8pm - I get a text from my girlfriend: Me or football?
11pm - I text my girlfriend: You of course.
8pm - I get a text from my girlfriend: Me or football?
11pm - I text my girlfriend: You of course.
My ex-girlfriend just told me she wants us to get back together again.
Man, I sure am lucky!
I mean, first I win the lottery and now this!
My girlfriend thinks that I'm a stalker.
Well, she's not exactly my girlfriend yet!
A bloke got chatting to a girl in a club. "Can I buy you a drink?" he asked.
"Have you not got a girlfriend," she replied, "because guys like you always seem to have girlfriends in my experience?"
"No, sadly not," he assured her. "We broke up just over a month ago."
"Oh, I'm really sorry to hear that," she said." Go on then, I'll have a white wine, please."
Well, after a few more drinks and a bit of a kiss and a cuddle, they headed off back to her place and made mad, passionate love for the next few hours.
Then, while he was putting his clothes back on, she said, "You're good looking, you seem to be a genuinely nice guy, and you're absolutely amazing in bed.

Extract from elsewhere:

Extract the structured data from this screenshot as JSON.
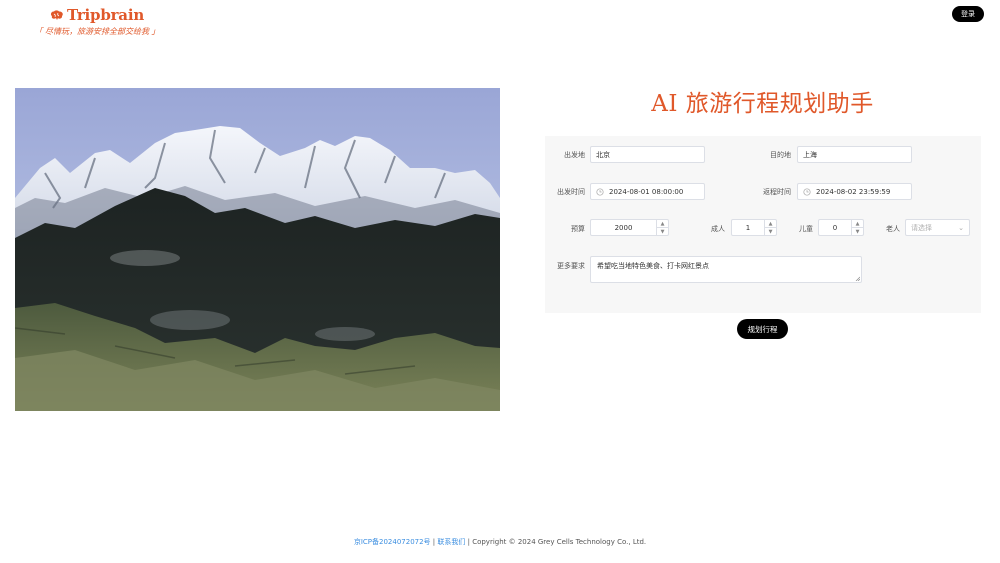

So can I ask you why on earth you split up with your girlfriend?
"He took a deep breath and said, "My wife found out about her."
My girlfriend accused me of cheating on her...

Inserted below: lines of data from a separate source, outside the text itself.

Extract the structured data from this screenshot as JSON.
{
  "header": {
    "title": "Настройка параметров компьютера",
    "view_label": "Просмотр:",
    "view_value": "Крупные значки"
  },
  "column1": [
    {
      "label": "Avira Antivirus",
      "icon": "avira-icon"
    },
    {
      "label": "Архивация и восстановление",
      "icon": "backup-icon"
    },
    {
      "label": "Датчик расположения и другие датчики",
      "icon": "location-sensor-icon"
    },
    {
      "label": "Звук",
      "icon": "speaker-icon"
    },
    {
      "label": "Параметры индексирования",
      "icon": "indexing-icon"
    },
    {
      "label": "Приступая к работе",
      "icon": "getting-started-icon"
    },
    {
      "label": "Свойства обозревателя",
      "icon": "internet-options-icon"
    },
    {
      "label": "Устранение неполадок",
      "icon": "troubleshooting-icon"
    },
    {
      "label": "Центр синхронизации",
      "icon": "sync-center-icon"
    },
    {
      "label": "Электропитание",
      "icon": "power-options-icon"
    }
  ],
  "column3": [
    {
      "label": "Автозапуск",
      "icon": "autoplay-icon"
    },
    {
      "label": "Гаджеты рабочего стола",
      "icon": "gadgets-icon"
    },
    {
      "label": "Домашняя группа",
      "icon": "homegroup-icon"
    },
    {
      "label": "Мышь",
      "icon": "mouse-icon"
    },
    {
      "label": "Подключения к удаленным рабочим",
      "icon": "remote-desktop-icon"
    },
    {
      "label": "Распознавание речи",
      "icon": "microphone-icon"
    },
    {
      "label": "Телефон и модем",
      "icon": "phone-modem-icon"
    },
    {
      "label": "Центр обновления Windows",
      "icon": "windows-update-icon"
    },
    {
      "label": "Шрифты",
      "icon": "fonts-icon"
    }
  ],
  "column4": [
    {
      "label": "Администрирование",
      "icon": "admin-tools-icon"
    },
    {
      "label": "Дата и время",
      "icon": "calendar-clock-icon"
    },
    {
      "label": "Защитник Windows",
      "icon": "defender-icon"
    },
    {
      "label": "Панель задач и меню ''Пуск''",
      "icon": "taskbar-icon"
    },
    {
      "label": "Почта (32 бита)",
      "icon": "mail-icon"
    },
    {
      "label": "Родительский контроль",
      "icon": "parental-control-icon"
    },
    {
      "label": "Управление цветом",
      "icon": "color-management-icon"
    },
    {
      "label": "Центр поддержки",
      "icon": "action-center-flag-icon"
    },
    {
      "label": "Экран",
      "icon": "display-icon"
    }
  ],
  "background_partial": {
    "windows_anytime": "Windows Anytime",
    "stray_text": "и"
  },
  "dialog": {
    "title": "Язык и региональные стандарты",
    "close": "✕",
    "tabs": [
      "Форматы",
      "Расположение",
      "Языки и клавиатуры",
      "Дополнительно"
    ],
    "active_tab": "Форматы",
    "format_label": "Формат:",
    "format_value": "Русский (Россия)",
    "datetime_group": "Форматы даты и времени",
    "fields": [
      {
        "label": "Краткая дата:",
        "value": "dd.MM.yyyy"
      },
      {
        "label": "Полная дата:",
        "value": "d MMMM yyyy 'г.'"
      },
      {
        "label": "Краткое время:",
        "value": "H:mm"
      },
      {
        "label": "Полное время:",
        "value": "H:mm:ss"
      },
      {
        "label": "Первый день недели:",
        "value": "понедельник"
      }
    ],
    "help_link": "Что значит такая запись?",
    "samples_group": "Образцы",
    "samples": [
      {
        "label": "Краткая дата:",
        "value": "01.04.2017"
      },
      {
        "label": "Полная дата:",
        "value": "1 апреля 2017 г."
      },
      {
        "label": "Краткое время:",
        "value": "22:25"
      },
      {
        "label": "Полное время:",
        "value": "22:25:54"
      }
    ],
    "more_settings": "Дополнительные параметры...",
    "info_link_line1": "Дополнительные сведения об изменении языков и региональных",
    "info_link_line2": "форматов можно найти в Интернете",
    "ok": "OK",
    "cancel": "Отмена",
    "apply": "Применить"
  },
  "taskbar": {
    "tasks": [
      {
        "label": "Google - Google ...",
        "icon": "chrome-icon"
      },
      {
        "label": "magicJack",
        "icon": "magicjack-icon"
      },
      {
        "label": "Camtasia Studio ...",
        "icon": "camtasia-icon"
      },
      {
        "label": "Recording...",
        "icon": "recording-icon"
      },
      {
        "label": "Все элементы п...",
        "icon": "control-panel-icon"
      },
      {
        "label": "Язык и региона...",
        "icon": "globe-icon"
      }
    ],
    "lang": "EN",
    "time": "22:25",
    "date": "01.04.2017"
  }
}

She's beginning to sound just like my wife!
My girlfriend just admitted she used to be a Christian, so I broke up with her.
It might seem judgemental, but I have only known her since she was Christine.

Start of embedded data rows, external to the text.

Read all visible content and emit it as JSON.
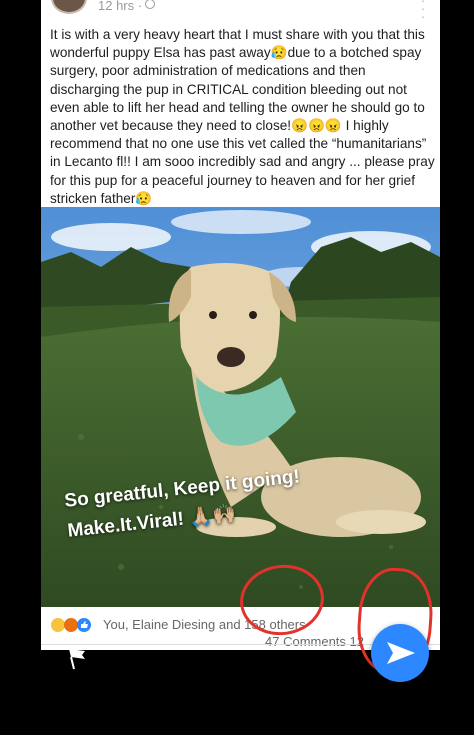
{
  "post": {
    "time": "12 hrs ·",
    "text": "It is with a very heavy heart that I must share with you that this wonderful puppy Elsa has past away😥due to a botched spay surgery, poor administration of medications and then discharging the pup in CRITICAL condition bleeding out not even able to lift her head and telling the owner he should go to another vet because they need to close!😠😠😠 I highly recommend that no one use this vet called the “humanitarians” in Lecanto fl!! I am sooo incredibly sad and angry ... please pray for this pup for a peaceful journey to heaven and for her grief stricken father😥",
    "image_overlay": "So greatful, Keep it going!\nMake.It.Viral! 🙏🏼🙌🏼"
  },
  "footer": {
    "reactions_text": "You, Elaine Diesing and 158 others",
    "comments_text": "47 Comments  12"
  },
  "colors": {
    "accent": "#2d88ff",
    "annotation": "#e2322b",
    "bandana": "#7fc8b0",
    "grass": "#3d5e2a"
  },
  "icons": {
    "more": "more-icon",
    "globe": "globe-icon",
    "share_fab": "send-arrow-icon",
    "flag": "flag-icon"
  }
}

I've been trying really hard to break up with my optician girlfriend.
Every time I tell her I can't see her any more, she moves a bit closer to me and says, "How about now, is that any better?"
I left my last girlfriend because she wouldn't stop counting.
I often wonder what she's up to now.
My wife's the double of the blonde one in Abba.
I can never remember whether it's Benny or Björn.
I took my new girlfriend home to meet my parents.
We had a lovely evening and after she'd gone, my dad leaned over and said, "Son, I think this one's a keeper."
I said "Awww dad, what makes you say that?"
He said "She smells of elephant dung".